Complete step by step answer:
We have given that the charge density outside the sphere is zero. That means the electric field outside the sphere is zero. We consider the spherical shell of radius r and thickness dr inside the sphere at a distance r from the origin of the sphere.

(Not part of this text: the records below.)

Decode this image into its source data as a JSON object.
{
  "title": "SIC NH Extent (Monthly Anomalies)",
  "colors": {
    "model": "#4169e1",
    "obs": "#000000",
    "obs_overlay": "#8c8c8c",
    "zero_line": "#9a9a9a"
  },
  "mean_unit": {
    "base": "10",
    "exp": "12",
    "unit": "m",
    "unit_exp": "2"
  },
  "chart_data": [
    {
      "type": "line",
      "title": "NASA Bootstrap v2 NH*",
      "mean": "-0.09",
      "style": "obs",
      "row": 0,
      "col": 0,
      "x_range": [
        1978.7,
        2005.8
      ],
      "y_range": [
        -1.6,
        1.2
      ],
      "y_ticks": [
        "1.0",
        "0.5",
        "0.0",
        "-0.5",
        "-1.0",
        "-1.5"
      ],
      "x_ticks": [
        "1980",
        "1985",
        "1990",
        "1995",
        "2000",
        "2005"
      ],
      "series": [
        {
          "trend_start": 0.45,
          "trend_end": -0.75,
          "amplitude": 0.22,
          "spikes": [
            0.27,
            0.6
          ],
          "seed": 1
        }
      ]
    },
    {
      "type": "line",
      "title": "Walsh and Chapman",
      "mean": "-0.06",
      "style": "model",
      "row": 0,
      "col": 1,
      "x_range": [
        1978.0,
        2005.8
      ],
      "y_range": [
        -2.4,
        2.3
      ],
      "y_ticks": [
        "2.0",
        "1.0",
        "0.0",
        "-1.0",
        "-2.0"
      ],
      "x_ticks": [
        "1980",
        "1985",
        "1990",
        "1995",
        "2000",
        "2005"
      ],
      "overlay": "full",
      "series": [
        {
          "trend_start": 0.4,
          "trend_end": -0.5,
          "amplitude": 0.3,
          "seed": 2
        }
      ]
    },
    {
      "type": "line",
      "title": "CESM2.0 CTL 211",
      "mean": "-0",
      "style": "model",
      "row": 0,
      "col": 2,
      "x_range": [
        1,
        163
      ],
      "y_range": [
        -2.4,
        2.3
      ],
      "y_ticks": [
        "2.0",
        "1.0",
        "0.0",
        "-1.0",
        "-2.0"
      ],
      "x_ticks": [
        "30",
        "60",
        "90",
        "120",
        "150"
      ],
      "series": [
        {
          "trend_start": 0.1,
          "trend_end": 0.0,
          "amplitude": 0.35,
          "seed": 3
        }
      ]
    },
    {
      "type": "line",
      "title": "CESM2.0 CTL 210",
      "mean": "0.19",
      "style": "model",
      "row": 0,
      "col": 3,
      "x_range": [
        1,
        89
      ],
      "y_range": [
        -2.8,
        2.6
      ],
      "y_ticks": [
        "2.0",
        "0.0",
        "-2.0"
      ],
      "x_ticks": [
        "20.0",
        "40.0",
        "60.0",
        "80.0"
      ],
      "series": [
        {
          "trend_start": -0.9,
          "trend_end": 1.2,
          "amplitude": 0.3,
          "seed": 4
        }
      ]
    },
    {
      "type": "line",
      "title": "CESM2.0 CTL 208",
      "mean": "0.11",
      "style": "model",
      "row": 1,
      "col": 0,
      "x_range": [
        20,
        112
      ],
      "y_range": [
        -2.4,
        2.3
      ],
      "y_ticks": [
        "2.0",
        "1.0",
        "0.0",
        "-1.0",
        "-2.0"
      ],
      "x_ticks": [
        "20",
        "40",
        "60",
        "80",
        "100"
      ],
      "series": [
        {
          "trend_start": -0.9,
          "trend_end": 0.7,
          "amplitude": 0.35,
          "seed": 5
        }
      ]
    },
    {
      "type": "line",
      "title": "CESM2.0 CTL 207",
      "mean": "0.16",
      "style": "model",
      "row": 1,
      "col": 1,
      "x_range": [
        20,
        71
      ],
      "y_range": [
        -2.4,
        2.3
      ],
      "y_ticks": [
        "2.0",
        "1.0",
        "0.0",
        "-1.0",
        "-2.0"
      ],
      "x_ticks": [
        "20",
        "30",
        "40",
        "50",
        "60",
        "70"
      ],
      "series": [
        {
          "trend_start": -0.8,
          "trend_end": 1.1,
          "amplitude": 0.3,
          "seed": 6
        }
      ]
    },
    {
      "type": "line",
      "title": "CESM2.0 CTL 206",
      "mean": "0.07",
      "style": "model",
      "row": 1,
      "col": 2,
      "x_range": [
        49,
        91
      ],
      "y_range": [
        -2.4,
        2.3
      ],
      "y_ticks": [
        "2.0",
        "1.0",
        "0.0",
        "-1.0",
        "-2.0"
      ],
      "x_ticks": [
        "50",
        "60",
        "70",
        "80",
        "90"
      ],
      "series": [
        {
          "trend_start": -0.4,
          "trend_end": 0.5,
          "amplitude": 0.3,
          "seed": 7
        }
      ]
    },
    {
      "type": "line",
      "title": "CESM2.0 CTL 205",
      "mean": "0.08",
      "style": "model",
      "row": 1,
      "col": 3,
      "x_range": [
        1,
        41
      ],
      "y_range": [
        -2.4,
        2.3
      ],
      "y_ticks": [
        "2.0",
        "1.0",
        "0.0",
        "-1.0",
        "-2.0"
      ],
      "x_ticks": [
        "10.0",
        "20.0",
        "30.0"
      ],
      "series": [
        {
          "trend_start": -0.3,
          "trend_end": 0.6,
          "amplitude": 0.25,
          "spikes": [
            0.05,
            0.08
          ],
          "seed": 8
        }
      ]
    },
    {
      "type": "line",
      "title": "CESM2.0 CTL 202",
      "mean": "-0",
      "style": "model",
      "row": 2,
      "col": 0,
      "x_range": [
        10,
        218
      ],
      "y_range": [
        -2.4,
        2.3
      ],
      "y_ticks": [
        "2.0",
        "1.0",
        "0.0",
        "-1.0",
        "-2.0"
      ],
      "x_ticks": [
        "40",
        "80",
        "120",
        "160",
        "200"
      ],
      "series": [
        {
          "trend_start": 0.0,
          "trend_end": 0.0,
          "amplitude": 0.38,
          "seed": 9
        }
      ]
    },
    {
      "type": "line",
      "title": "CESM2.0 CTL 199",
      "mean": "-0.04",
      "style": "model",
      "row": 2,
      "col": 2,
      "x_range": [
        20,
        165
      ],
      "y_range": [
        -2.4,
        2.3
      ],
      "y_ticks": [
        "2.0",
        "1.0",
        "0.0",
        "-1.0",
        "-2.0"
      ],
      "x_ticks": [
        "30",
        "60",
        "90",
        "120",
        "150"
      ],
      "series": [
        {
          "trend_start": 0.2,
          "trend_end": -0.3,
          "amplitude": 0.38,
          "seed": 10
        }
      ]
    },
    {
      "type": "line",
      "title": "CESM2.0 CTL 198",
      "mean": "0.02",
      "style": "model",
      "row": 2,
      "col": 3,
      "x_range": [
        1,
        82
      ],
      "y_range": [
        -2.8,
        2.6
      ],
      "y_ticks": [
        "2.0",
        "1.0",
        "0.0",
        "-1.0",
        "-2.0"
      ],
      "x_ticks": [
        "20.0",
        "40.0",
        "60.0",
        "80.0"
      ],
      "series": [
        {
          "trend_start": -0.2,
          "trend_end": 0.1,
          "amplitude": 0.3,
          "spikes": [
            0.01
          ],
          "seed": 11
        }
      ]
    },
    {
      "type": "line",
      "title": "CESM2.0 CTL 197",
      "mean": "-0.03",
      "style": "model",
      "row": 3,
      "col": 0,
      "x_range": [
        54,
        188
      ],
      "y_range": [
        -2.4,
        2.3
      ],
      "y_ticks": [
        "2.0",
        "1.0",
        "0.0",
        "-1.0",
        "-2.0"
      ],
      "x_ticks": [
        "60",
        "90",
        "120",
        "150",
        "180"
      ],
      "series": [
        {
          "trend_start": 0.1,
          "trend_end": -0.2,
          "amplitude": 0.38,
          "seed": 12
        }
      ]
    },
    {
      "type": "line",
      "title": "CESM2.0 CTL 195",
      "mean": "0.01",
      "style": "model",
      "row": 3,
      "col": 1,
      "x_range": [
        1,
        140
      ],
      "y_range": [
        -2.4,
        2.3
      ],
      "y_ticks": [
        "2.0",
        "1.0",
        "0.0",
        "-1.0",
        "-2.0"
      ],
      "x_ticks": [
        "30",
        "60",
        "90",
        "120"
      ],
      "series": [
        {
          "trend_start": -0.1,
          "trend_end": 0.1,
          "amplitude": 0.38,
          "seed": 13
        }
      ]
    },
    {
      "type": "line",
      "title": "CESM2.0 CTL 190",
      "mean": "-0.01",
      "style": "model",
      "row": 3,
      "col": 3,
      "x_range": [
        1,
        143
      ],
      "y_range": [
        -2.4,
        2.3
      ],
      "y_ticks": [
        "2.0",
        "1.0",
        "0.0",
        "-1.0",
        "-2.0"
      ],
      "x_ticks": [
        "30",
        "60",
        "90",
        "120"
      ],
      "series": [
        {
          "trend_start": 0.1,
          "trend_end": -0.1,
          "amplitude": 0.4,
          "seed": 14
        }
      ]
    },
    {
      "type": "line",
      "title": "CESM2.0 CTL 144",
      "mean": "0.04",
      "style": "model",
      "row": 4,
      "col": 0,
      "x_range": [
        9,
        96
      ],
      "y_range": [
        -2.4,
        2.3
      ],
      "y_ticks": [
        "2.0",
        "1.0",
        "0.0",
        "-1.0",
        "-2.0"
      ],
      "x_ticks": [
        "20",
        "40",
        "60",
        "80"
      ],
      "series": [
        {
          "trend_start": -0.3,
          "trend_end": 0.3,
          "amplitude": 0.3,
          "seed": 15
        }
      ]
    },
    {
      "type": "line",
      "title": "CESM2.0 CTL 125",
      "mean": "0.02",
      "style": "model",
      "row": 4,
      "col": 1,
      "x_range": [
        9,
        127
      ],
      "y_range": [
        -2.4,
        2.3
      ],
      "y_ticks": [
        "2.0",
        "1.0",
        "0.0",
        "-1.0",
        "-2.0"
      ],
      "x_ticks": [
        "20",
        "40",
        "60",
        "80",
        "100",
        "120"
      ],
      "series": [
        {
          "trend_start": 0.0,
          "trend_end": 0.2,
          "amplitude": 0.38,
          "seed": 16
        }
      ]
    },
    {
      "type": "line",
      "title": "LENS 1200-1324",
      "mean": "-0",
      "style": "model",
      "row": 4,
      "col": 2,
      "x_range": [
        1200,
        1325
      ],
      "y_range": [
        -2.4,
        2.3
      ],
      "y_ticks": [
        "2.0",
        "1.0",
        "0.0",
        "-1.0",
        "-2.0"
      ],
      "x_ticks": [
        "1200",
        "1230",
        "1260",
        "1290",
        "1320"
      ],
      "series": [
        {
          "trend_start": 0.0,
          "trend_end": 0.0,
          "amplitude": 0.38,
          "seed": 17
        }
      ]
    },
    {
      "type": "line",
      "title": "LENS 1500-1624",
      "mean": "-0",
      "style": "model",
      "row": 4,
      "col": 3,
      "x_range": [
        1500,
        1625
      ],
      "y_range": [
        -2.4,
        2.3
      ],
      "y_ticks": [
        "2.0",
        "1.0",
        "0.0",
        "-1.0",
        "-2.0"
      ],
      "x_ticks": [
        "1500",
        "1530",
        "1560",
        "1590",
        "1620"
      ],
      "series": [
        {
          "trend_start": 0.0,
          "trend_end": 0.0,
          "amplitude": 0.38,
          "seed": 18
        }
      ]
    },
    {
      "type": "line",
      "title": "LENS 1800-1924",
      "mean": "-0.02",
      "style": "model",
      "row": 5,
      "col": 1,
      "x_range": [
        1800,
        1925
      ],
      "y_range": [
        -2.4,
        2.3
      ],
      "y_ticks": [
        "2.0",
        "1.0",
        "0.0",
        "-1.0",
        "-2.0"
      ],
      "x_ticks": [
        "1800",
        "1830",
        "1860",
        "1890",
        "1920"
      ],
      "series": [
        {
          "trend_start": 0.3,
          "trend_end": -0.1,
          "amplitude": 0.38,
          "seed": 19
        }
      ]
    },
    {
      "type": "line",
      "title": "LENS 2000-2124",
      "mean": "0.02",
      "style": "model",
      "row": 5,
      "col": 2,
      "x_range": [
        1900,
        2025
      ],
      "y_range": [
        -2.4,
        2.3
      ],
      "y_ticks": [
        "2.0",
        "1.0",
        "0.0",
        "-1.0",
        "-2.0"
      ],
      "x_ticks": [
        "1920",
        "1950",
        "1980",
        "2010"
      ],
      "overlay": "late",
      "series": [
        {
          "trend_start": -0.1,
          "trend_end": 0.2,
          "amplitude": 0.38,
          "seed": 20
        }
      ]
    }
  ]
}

We can express the charge on this shell as,
$$dq=p\left(r\right)4\pi r^{2}dr$$
We can calculate the total charge in the region between the origin and distance r by integrating the above equation.
$$\int dq=q=\underset{0}{\overset{r}{\int }}p\left(r\right)4\pi r^{2}dr$$
$$\Rightarrow q=4\pi p_0\underset{0}{\overset{r}{\int }}\left(1-{\displaystyle \frac{r}{R}}\right)r^{2}dr$$
$$\Rightarrow q=4\pi p_0\underset{0}{\overset{r}{\int }}\left(r^2-{\displaystyle \frac{r^3}{R}}\right)dr$$
$$\Rightarrow q=4\pi p_0\left({\displaystyle \frac{r^3}{3}}+{\displaystyle \frac{r^4}{4R}}\right)$$ …… (1)
The electric field at a distance r from the centre of the sphere is,
$$E={\displaystyle \frac{1}{4\pi {\epsilon }_0}}{\displaystyle \frac{q}{r^2}}$$
Here, $${\epsilon }_0$$ is the permittivity of the medium.
Substituting equation (1) in the above equation, we get,
$$E={\displaystyle \frac{1}{4\pi {\epsilon }_0}}{\displaystyle \frac{1}{r^2}}\left(4\pi p_0\left({\displaystyle \frac{r^3}{3}}+{\displaystyle \frac{r^4}{4R}}\right)\right)$$
$$\Rightarrow E={\displaystyle \frac{p_0}{{\epsilon }_0}}\left({\displaystyle \frac{r}{3}}+{\displaystyle \frac{r^2}{4R}}\right)$$

So, the correct answer is option B.

Note: Another way to express the electric field in the region is by using Gauss’s law. According to Gauss’s law,
$$Eds={\displaystyle \frac{q_{enc}}{{\epsilon }_0}}$$
$$\Rightarrow E\left(4\pi r^2\right)={\displaystyle \frac{q_{enc}}{{\epsilon }_0}}$$,
where, $$q_{enc}$$ is the charge enclosed in region between 0 to r. By substituting the expression for the charge enclosed, we can get the value of the electric field at distance r from the centre.